Of late, the Fifth Circuit Court of Appeals has shown considerable interest in prisoners’ petitions alleging that their lawyers have abandoned their rights on appeal. Its most recent pronouncement in this area is the case of Chapman v. United States, 469 F.2d 634 (1972), the facts of which very nearly parallel the petition under consideration. Although the Court in Chapman was reviewing a motion under 28 U.S.C. § 2255, it relied heavily on the Sixth Circuit Court of Appeals opinion in Woodall v. [Neil], 444 F.2d 92 (6th Cir. 1971) [misstyled in the body of the opinion as Woodall v. United States]. In Woodall, which involved strictly a state habeas corpus request, the Court concluded that *44under some circumstances failure of retained counsel to prosecute an appeal can be such as to deprive an accused of his constitutional rights to counsel. This was said to be especially true if retained counsel abandoned the appeal without accused’s consent or without any warning so as to deprive him of his right of appeal. Woodall v. Neil, supra, at 93. Any such uncommunicated withdrawal of counsel from the case immediately after trial constitutes a denial of the right to an appeal.

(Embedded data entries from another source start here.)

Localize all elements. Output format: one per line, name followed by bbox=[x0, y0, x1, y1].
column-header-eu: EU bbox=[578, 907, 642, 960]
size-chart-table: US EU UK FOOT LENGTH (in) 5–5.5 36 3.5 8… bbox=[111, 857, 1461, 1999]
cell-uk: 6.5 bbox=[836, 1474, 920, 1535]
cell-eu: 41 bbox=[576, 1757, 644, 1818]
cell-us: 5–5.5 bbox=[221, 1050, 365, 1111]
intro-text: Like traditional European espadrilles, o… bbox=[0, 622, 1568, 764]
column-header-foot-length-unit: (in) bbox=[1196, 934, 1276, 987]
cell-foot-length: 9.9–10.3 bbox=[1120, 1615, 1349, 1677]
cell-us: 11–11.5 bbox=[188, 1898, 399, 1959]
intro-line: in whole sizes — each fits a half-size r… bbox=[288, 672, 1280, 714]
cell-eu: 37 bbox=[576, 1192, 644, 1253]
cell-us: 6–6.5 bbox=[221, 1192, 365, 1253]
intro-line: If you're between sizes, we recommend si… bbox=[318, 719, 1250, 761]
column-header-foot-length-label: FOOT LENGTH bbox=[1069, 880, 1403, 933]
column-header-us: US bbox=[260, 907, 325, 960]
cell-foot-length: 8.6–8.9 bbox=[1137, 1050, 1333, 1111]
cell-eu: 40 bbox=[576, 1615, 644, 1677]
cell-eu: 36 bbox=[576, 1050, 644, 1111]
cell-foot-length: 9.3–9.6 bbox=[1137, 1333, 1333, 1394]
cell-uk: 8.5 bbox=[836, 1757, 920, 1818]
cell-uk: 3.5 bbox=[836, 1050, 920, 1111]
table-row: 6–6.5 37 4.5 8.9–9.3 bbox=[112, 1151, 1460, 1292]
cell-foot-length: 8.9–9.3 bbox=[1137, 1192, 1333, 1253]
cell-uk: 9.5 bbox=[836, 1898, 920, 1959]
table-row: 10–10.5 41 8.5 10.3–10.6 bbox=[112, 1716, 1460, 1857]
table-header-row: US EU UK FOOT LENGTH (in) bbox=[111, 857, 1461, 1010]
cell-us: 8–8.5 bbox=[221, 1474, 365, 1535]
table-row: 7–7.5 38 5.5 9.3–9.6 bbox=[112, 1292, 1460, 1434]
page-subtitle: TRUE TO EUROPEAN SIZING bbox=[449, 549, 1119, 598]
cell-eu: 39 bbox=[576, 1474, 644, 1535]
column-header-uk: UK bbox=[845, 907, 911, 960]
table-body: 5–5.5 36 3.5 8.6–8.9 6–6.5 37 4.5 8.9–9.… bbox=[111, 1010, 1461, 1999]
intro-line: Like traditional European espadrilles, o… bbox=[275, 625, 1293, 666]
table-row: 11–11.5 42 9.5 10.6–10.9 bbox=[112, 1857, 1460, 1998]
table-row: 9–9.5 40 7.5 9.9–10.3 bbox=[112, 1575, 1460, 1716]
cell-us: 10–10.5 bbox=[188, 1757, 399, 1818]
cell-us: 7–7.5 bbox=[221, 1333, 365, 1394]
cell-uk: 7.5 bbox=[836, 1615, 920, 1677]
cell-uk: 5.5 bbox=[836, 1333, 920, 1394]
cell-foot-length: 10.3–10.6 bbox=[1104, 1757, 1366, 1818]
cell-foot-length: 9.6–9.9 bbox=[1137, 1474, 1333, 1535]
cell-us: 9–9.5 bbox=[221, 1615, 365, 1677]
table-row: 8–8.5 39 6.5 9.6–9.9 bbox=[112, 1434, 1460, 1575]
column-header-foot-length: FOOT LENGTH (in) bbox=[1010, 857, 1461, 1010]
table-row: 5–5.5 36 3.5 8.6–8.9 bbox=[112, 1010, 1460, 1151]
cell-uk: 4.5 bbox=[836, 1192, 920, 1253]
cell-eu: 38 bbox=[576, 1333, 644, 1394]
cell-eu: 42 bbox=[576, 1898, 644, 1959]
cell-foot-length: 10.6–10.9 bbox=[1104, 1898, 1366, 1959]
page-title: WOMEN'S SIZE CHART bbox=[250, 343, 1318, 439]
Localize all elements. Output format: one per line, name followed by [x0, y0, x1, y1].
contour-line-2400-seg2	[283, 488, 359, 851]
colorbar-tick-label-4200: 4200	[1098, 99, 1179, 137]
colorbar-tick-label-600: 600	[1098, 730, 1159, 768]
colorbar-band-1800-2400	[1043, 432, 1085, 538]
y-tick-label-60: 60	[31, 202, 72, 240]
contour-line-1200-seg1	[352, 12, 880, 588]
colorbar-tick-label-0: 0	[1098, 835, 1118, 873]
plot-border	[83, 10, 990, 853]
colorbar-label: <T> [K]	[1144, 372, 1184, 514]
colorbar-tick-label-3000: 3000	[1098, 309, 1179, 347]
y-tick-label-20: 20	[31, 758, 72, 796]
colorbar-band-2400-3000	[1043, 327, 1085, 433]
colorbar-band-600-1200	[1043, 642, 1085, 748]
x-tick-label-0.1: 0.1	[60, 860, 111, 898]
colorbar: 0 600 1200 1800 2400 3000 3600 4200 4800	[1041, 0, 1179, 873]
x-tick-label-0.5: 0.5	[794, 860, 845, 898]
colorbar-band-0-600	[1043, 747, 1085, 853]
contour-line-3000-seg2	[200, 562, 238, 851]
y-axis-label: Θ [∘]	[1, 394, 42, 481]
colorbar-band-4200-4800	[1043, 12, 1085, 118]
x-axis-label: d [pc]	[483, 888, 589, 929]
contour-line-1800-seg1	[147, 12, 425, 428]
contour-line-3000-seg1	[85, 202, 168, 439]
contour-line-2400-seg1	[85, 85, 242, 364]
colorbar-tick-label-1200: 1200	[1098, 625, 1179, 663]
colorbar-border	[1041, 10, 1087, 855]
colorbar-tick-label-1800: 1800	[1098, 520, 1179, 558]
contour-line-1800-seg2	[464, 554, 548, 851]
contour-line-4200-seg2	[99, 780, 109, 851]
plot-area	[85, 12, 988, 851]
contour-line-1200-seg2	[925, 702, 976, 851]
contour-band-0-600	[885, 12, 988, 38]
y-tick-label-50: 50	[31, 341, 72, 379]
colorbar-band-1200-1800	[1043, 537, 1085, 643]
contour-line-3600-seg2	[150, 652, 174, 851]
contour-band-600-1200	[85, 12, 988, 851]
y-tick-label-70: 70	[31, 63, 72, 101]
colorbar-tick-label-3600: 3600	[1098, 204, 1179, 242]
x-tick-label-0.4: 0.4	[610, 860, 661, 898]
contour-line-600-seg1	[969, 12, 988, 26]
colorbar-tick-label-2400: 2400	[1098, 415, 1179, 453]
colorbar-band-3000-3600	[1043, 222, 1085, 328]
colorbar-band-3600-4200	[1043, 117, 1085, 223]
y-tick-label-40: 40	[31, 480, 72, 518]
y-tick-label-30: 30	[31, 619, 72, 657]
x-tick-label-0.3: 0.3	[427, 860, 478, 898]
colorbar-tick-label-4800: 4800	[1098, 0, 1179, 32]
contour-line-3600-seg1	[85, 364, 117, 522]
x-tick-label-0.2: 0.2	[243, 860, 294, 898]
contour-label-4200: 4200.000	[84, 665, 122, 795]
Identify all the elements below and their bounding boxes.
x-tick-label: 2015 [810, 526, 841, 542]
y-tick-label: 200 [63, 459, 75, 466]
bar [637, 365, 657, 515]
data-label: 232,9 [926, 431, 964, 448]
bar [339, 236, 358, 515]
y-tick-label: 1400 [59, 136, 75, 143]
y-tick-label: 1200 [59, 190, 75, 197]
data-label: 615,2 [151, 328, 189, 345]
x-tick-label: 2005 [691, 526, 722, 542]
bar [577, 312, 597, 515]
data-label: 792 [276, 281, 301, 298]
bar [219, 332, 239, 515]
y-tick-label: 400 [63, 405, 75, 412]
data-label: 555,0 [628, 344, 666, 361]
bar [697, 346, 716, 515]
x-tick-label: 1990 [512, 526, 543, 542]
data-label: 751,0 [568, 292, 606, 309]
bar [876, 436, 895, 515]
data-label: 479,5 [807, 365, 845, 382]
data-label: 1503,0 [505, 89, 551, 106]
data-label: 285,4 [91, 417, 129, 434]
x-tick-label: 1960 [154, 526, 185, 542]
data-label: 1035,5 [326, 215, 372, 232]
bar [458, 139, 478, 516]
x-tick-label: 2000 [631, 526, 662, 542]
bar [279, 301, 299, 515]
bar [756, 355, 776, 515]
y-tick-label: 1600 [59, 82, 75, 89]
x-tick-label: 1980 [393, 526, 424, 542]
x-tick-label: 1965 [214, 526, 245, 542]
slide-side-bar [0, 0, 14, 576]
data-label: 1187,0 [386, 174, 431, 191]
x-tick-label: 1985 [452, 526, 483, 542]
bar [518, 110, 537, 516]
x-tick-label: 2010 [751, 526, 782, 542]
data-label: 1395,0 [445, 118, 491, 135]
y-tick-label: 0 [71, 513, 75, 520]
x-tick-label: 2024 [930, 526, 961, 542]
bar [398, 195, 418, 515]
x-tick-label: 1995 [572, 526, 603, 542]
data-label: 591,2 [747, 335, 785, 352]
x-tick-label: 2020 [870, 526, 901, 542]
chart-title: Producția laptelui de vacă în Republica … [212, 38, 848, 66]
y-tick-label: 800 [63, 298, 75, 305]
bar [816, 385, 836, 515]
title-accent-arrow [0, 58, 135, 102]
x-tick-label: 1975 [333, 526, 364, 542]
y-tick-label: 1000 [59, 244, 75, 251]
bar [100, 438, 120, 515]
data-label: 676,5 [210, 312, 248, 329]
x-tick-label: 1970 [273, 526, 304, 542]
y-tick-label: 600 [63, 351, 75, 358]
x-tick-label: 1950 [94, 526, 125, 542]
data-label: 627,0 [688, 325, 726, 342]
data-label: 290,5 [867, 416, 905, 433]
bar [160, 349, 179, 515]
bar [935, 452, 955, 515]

Here, the state district court held a plenary hearing on this petition and expressly found that employed counsel had failed, not only to prosecute any appeal from petitioner’s conviction, but also to advise him that no appeal would be taken on his behalf. In view of Chapman, petitioner’s complaint may be meritorious. However, that determination should be left up to the state forum. State courts should be given the first opportunity to pass upon and correct errors of federal law in a state prisoner’s conviction. It must not be assumed that state courts will be derelict in their duty to give full effect to federal constitutional rights, when warranted.
This tenet complements the doctrine of abstention, whereby full play is allowed the states in the administration of their criminal justice. To allow the state judiciary the initial inquiry is a matter of accommodation between state and federal courts. This concept is grounded primarily upon respect which federal courts should and do have for state judicial processes. Younger v. Harris, 401 U.S. 37, 91 S.Ct. 746, 27 L.Ed.2d 669 (1970). It is not one defining power but one which relates to the appropriate exercise of power. Fay v. Noia, 372 U.S. 391, 83 S.Ct. 822, 9 L.Ed.2d 837 (1967). Every consideration of comity and propriety demands that in cases of this character, recourse should first be had in the state courts.
Therefore, the proper action for this Court is to defer any decision at this time until the Court of Criminal Appeals, which is already cognizant of the litigation, has the occasion to review the issue. A practical appraisal of the state interest involved here plainly justifies the federal court’s staying its hand, thereby giving finality to state judicial procedures.
Now, therefore, it is ordered, adjudged and decreed that petitioner has thirty (30) days from this daté in which to present his petition to the Court of Criminal Appeals of Texas. Should he fail to do so, the petition will be dismissed.